Um dos maiores problemas da vida urbana é sem dúvida nenhuma o trânsito. A despeito dos problemas de segurança e do crescimento geralmente desordenado das cidades, as vias congestionadas e perigosas tornaram-se um espaço de aventura, gerador de muitas mortes por acidentes e muito estresse em seus moradores. As grandes cidades, como São Paulo, por exemplo, que o digam.
Quem já experimentou a capital paulista em qualquer uma de suas importantes avenidas ou marginais e a qualquer hora do dia sabe muito bem o que é isso.
Nas últimas décadas, porém, o problema foi se interiorizando. Com o crescimento da população e da economia, bem como a facilidade do crédito que permitiu às camadas de baixa renda ascenderem ao sonho do carro novo, as cidades de médio porte começaram a experimentar um pouco desse tráfego lento e pesado, com veículos e mais veículos se apertando por suas ruas e avenidas.

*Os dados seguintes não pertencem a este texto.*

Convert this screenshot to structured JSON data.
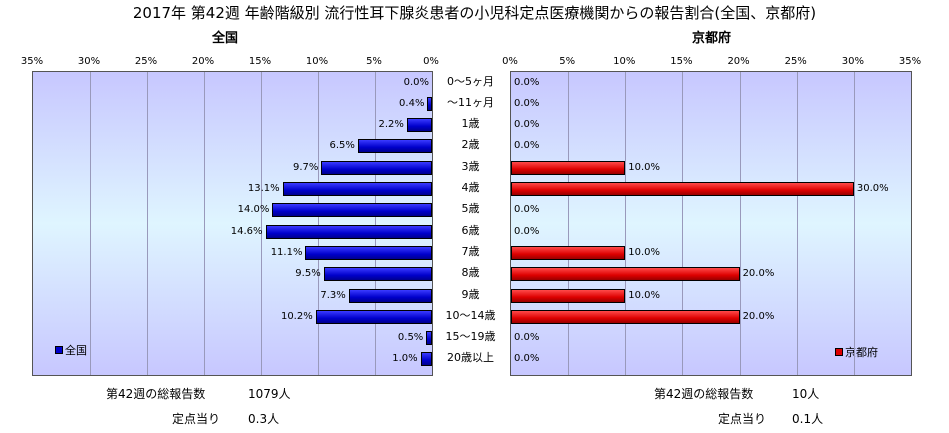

Em Franca o cenário não é diferente. Ao contrário, segundo dados do Denatran (Departamento Nacional do Trânsito), divulgados por este Comércio no domingo, 15/01, a cidade é uma das campeãs do Estado em termos de crescimento da frota de veículos. Para se ter uma idéia, em termos percentuais o aumento do número de veículos em Franca (6,8%) supera o de cidades maiores como Santos (4,5%), Bauru (6,3%) e São José do Rio Preto (6,7%). Ainda segundo o estudo, Franca fechou 2011 com quase 200 mil veículos e o número de emplacamentos nesse ano supera o total vendido por nossas concessionárias.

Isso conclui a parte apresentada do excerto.